Маленькие узелки и структурные нарушения в ткани кажутся блохами на простынях, трещины в тарелке – иголками, в стенах открываются потайные двери…
Больной абсолютно не способен к упорядоченному поведению, галлюцинации поглощают его целиком. Он редко воспринимает их созерцательно, чаще они побуждают его к деятельности. Он не может оставаться в постели и рвется в дверь, потому что пришло время его казни и все ждут. Он потешается над причудливыми животными, отшатывается от жужжащих птиц, стряхивает гусениц, давит жуков, растопыренными пальцами ловит блох, собирает лежащие вокруг деньги, пытается разорвать опутывающие его нити, с усилием перепрыгивает через растянутую по земле проволоку».

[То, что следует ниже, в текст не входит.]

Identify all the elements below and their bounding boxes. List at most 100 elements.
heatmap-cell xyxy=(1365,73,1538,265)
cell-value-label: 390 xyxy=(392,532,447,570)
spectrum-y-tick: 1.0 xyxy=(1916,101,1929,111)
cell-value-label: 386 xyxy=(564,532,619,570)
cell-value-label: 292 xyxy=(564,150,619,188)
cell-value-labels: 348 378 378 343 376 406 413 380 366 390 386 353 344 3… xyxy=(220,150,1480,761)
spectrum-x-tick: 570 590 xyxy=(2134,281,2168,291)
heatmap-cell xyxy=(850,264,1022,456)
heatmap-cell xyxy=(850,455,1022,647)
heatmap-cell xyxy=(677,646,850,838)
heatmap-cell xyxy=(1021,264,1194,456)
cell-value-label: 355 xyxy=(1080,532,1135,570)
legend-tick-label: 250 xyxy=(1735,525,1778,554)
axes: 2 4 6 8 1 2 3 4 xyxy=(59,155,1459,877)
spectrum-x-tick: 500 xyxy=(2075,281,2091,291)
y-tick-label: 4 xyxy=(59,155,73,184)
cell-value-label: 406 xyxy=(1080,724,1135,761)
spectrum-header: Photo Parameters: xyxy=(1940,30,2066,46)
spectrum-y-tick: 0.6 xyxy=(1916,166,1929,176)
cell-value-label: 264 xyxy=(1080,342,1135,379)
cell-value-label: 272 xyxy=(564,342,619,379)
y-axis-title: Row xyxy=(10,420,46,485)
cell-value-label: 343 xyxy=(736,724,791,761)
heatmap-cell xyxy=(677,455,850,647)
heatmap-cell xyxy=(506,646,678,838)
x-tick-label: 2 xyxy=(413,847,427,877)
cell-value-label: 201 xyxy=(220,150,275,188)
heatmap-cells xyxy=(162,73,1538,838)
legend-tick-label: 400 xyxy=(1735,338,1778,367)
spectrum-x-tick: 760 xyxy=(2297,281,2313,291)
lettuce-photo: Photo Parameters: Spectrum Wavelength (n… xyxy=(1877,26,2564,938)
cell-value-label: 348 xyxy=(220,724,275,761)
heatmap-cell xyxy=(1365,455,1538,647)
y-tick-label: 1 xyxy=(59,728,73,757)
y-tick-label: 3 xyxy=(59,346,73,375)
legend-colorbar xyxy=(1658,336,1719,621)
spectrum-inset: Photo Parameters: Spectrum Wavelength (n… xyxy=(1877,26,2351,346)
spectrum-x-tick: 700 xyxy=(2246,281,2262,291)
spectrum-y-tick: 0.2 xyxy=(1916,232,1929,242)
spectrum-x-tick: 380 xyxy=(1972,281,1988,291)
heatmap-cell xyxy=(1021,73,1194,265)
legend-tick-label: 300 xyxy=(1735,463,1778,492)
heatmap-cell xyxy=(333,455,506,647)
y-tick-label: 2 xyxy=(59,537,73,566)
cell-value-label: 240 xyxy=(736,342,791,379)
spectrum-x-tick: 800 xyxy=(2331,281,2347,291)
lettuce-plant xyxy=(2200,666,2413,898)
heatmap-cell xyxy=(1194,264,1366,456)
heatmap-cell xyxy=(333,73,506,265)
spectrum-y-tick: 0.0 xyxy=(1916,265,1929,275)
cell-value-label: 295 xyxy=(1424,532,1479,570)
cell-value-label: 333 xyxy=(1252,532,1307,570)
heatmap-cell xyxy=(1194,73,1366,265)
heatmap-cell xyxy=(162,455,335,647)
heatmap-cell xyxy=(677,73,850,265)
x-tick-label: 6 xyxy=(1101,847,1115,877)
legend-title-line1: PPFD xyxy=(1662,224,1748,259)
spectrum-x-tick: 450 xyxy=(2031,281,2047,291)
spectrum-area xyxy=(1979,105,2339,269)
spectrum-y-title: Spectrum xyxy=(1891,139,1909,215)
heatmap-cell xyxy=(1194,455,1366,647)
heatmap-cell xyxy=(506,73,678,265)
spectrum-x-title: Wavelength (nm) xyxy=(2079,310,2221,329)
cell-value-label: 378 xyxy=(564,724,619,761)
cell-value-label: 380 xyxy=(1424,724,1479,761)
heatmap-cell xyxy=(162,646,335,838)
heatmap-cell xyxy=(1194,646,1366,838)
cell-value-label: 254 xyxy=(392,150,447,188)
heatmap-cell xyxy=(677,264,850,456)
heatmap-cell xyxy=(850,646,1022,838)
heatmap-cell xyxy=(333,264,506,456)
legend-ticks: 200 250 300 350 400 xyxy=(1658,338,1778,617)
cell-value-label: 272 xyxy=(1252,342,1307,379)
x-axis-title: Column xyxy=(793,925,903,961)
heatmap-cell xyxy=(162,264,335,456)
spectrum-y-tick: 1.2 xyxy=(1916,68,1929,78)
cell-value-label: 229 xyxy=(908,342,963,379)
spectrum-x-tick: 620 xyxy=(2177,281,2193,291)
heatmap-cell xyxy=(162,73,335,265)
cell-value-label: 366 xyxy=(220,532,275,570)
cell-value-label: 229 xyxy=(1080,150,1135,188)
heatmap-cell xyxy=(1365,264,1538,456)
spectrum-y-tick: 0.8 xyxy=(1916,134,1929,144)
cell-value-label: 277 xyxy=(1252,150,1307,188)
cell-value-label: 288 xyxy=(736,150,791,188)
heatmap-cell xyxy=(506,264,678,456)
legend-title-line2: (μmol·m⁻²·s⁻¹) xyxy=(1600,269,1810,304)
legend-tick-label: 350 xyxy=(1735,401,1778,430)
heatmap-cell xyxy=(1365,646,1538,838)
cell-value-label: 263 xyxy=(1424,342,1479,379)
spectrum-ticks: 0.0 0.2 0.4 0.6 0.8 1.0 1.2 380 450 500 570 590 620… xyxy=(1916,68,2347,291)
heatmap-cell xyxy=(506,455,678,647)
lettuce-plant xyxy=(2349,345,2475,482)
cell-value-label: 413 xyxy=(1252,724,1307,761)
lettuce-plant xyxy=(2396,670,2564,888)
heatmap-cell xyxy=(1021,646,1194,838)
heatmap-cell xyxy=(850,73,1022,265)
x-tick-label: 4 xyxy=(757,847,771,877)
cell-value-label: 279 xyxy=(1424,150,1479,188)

«Алкогольному делирию, – подводит итог Крепелин, – присущ массовидный характер ложных восприятий и их разнообразное живое движение: появление, скольжение, расплывание».
Не менее впечатляет блейлеровское описание белой горячки:
«На переднем плане стоят характерно окрашенные галлюцинации, выражающиеся в зрении и осязании. Видения множественны, подвижны, в основном бесцветны и имеют тенденцию к миниатюризации. Зрительные и осязательные галлюцинации имеют часто характер проволок, нитей, водяных струй и прочих вытянутых в длину вещей. Часто встречаются элементарные видения, например искры или тени. Если налицо слуховые галлюцинации, то это в основном музыка – чаще всего со строгим тактом, – что редко встречается в других психозах. За все время болезни больные вступают в контакт с сотнями воображенных и всегда немых персонажей…»
«Маленькие и многочисленные движущиеся вещи в реальности обычно представлены мелкими животными – мышами и насекомыми. Они же – постоянные темы алкогольных галлюцинаций. Нередки, впрочем, и образы других животных: в уменьшенном или натуральном виде являются свиньи, лошади, львы, верблюды, а иногда и вообще несуществующие животные, представляющие собой фантастические комбинации частей и членов разных животных. Очень часто я слышал о том, как на воображенной доске на стене проходили целые зверинцы уменьшенных до размеров кошки животных, весьма развлекавших пациентов. Даже люди бывают часто уменьшенными – «видеть человечков» значит заболеть белой горячкой, – хотя они могут являться и в натуральную величину.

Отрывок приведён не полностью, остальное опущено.